Much of my youth is framed by memories that are tied to the ACC. The great players, the colors, the fight songs, the mascots, the coaches. It's a link to my youth. It's a link to my dad, who was a Terp, who I grew up sitting next to in Cole and Byrd who died when I was a student at Maryland. And like I've often said on this show, I am an ACC guy. I am admittedly nostalgic about the ACC. And I admittedly feel genuine sorrow today about this. And that's the right word - it's sorrow. And I'm not trying to be melodramatic, but I feel sorrow.

But I realize that what I feel nostalgic about is something that was lost a long time ago. I'm old enough to remember when the ACC added Georgia Tech and then Florida State. It was strange, but things change. Then there was the big one. You add Virginia Tech and Boston College and Miami, all in the name of football and it was gonna make everything better. But did it? A more cumbersome number of teams meant that home-and-homes in basketball - which is what this league was always about ... the home-and-home was a casualty.

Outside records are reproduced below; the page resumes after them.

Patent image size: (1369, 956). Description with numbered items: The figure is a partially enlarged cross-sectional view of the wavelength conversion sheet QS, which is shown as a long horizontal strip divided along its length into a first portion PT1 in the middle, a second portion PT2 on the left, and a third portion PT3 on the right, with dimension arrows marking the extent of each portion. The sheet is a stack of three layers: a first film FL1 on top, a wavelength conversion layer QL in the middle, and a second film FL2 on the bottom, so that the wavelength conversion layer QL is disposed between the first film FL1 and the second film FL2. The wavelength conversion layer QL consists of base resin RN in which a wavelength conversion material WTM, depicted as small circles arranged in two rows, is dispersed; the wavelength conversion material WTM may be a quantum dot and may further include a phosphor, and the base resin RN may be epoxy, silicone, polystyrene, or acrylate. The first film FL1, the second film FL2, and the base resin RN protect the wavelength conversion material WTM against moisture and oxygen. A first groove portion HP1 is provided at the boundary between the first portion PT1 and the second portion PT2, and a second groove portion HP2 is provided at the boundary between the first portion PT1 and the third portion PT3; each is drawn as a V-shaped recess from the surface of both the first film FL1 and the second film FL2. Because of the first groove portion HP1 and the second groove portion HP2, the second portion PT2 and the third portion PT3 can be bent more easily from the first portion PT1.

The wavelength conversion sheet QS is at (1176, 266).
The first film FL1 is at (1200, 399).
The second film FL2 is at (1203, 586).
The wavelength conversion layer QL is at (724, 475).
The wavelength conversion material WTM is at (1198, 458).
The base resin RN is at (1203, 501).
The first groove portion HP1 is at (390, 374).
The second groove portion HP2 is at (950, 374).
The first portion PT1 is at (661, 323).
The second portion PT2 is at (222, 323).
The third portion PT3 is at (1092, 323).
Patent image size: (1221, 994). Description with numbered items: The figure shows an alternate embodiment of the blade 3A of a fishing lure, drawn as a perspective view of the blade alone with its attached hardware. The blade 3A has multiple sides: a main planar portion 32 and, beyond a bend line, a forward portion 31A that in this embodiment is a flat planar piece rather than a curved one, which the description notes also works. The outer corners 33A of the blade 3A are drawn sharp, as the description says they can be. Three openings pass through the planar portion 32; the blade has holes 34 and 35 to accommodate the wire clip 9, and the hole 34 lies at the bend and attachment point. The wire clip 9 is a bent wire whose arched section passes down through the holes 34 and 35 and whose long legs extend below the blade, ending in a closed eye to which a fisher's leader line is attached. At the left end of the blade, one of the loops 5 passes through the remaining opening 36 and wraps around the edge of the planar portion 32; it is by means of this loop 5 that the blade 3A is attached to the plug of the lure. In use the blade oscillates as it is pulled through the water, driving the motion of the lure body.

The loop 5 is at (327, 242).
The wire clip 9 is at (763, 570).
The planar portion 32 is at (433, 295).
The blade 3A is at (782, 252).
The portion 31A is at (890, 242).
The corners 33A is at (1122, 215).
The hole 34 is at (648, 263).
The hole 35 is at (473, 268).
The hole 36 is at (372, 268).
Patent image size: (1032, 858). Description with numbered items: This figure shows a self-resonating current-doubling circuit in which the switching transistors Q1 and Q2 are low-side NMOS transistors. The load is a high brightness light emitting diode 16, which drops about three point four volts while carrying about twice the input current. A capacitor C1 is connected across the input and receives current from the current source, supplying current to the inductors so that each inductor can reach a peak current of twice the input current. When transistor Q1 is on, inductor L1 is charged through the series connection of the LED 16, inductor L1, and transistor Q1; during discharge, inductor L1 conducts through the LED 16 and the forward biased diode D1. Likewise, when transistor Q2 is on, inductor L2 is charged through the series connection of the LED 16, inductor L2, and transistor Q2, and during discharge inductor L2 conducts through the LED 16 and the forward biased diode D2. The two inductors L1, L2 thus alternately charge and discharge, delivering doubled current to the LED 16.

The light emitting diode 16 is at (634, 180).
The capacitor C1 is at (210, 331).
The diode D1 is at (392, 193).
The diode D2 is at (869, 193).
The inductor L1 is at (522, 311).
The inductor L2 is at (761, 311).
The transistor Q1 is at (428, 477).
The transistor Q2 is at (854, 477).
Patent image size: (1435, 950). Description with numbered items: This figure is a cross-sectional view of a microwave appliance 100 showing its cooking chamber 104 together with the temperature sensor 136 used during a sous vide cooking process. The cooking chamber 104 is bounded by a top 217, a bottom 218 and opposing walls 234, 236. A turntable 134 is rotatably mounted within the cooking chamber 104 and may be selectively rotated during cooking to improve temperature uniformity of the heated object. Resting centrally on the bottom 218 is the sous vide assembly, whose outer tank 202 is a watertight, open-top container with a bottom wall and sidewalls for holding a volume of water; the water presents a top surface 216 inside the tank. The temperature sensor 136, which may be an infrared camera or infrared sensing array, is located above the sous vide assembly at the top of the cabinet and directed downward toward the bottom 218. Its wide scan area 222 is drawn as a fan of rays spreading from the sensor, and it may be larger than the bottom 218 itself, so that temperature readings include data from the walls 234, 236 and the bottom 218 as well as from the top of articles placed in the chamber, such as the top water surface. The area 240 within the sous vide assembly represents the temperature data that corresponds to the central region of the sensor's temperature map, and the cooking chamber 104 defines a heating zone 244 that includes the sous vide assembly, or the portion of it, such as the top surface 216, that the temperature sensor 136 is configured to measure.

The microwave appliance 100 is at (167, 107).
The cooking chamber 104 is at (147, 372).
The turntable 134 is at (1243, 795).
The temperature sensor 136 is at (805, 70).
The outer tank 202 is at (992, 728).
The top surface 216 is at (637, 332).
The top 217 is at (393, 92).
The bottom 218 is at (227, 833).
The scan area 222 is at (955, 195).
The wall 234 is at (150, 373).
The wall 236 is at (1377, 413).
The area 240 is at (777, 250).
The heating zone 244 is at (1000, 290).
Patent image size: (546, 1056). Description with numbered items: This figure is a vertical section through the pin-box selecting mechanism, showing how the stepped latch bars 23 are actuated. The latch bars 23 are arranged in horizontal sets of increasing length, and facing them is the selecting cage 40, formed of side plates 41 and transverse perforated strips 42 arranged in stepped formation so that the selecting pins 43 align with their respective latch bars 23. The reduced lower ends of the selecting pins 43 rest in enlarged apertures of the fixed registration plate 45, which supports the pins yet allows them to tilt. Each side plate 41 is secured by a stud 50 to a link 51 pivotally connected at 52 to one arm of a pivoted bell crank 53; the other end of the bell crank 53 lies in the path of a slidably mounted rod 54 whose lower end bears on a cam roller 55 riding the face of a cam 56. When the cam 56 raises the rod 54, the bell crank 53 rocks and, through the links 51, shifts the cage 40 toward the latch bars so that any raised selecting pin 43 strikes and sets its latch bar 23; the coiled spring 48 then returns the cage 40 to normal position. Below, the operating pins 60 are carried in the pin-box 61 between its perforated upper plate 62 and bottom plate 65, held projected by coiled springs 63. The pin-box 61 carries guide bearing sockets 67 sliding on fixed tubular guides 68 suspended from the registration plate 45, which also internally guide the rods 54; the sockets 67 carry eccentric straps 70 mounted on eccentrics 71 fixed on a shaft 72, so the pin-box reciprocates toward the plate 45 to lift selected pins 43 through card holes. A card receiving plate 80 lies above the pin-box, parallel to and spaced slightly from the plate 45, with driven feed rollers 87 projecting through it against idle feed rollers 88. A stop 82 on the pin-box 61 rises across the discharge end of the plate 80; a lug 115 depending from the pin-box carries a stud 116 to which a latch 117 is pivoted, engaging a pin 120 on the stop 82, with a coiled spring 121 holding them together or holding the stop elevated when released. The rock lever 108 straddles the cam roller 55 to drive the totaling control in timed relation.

Now Syracuse and Pitt are coming to the league and that means that going forward, Maryland was guaranteed in basketball two home-and-homes: with Pitt and Virginia. Now I don't mean any disrespect to Pittsburgh but they don't mean any more to Maryland than Maryland means to them. And that was supposed to be our rival, going forward.

And speaking of rivals - or, not our rival - so many Maryland folks now are lamenting the loss of what we would call the Duke game. And let's remember, folks, that's a school that doesn't see Maryland the way Maryland sees them. But besides that larger point, in the immediate future, there'd be far more years in basketball that you would not have a home game against Duke than years that you would.

So what it feels like is today, people are having a funeral for something that in many ways died a long time ago.

None of which is reason to walk away from the ACC, but it's at least context to consider what the Big Ten provides my school. They famously talked about 27 teams - they had 27 programs. As was well-documented, that was too many. They ran into some issues on the money front. And this provides an infusion of money. A huge infusion of money. The numbers the Big Ten was throwing around, I don't think that anyone imagined, I don't think that the real numbers will ever be known to the public [ed's note: they are now], and for an athletic department that was largely living check-to-check, this had to happen.

Now it's easy for people to diminish Maryland. Why would the Big Ten want them? I'll hit you with this: they really wanted 'em. They wanted the Baltimore/Washington TV markets, they wanted to be in the shadow of the nation's capital, it's an institution that's ranked in the top 60 that's in line with many of their member institutions. Their athletic history - which, folks, is longer than the last two years that you like to talk about: Maryland's got more bowl wins than Purdue, Illinois, Indiana, Michigan State, Minnesota, and the 2002 men's basketball title would be the most recent for anybody in their league.

But it's silly for me to sit here and try to validate my university. The Big Ten already did that with their intense pursuit. They made it impossible for Maryland to say no, in spite of ACC roots that run deep. And those roots run deep in a lot of us, myself included.

It's really strange to emotionally think about transitioning to something else, but I see the positives. As I told our athletic director Kevin Anderson: look, I love the ACC, but I love Maryland more, and if this is good for Maryland then I'm on board. And I'm assured that that's the case.

So that tempers the sorrow that I feel. And as Lefty Driesell used to famously say, [channels best Lefty impersonation] "I'm not gonna get caught lookin' in the rearview. I'm lookin' out the windshield." And as I look out the windshield, I see very different terrain ahead. But with the terrain in college athletics that are shifting, it's like sand beneath a lot of people's feet. I feel like the Big Ten and commissioner Delany, who seems to be playing chess to some others' checkers, I feel like there's a bedrock beneath Maryland.